The Service Wrappers
These will remain largely as they exist now and follow the form:
- <classmethod> Service.create(): Determine service to run based on given flags and binary, and return the Service instance.
- Service.start(): Instantiate the manager class, and push its main loop, (which for a System service is listening to the queue and for a Web service is listening to the web) and set up the monitoring interfaces (currently using a heartbeat mechanism).
- Service.stop(): Disconnect from queue and attempt a clean shutdown of the service.
- Proxying messages from the queue to the Manager.
- Signal handling to detect hard and soft shutdowns.

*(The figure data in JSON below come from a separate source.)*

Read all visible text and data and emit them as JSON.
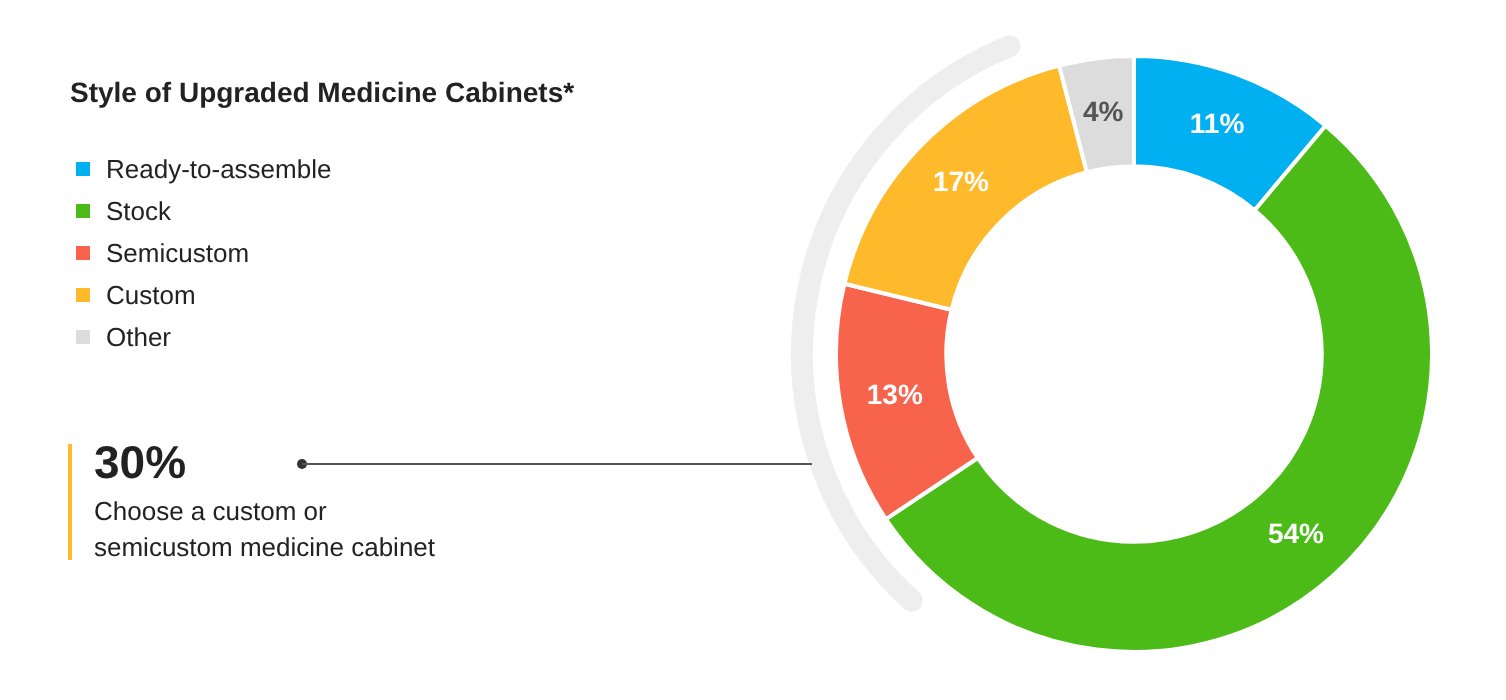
{
  "chart_data": {
    "type": "donut",
    "title": "Style of Upgraded Medicine Cabinets*",
    "categories": [
      "Ready-to-assemble",
      "Stock",
      "Semicustom",
      "Custom",
      "Other"
    ],
    "values": [
      11,
      54,
      13,
      17,
      4
    ],
    "colors": [
      "#00b0f0",
      "#4cbb17",
      "#f7634b",
      "#ffba2c",
      "#dcdcdc"
    ],
    "value_labels": [
      "11%",
      "54%",
      "13%",
      "17%",
      "4%"
    ],
    "legend": "top left",
    "annotations": [
      "30%",
      "Choose a custom or semicustom medicine cabinet"
    ]
  }
}
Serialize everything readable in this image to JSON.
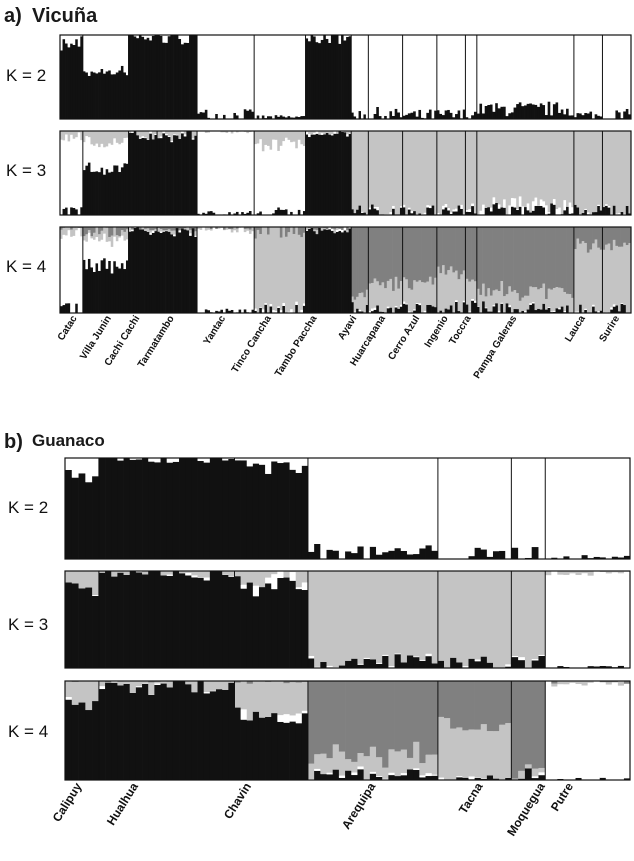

In most cases the developer will have no interaction with the Service wrapper, all the interaction will take place on the Manager level and by setting a flag of the form `<servicename>_manager`
The Manager
This is basically freeform with a minimal interface consisting of a couple optional hooks the Service can use to allow the Manager to register periodic tasks when the Manager is loaded in a Service context.
A System Manager consists of methods triggered by the queue in the Service context or by another Manager outside of the Service context.
A Web Manager consists of WSGI handlers triggered off of web requests.
Soft Shutdowns
Some functionality involves calling methods that may take a long time to complete, it is suggested that the Service layer track calls taking place in the Manager layer and wait to exit until they have completed.
Idempotent Restarts
Being managed by a supervisor has the benefit of being able to restart your process should it die for any reason, the Service layer and the Manager layer should do their best to recover from any failures by ensuring the system is in a sane state when restarting.
Implementation
UI Changes
The UI in this case is the command-line.
Various twistd and daemonization related flags will be removed, for example --guid and --pidfile, as that functionality will be expected from the supervisor.
Code Changes
In almost all cases the move from Twisted to eventlet involves simply removing `yield` and `@defer.inlineCallbacks` wherever they are present, along with replacing `defer.returnValue(x)` with `return x`.
In a few cases there is use of twisted.task.LoopingCall which is easily replaced with an eventlet version (see nova.utils.LoopingCall in the related branch)
The larger pieces of work will be:
- Replacing the nova.process.ProcessPool pieces simply because its return signature and error conditions are fairly varied, but eventlet's subprocess module should handle the basic functionality fine.
- Moving Objectstore off of twisted.web and onto an eventlet/wsgi based system. It should be noted however that Objectstore is very nearly deprecated so this may not be required.
- Various testing code uses Twisted's Trial's SkipTest feature of which there is no specific eventlet feature, however the feature is largely superfluous and could be handled conditionally if `nosetests` were being used.
- Testing code in nova.test would generally have to be mildly adapted not to expect Deferreds.
Related branch: http://code.launchpad.net/~termie/nova/eventlet_merge
Migration
Code only change, no data migration.
While it is possible to run eventlet and Twisted side by side, the goal of this proposal is to standardize _all_ the services and would preferably take place all at once so that no time is wasted writing code to adapt twisted's defer.inlineCallback results to eventlet.
Test/Demo Plan
Normal unit tests are expected to run.
If smoketests are still applicable they should be functional as well without changes.
Unresolved issues
- It is unclear whether subprocesses, multiple processes, multiple threads or multiple greenthreads will be the preferred way to handle some kinds of long tasks. Eventlet does provide straightforward ways of handling all but the multiple processes solution, and will probably be sufficient.
- Existing integration testing via smoketests may be insufficient to locate all bugs related to the transition so it may take longer to verify that the transition is complete.
BoF agenda and discussion
Use this section to take notes during the BoF; if you keep it in the approved spec, use it for summarising what was discussed and note any options that were rejected.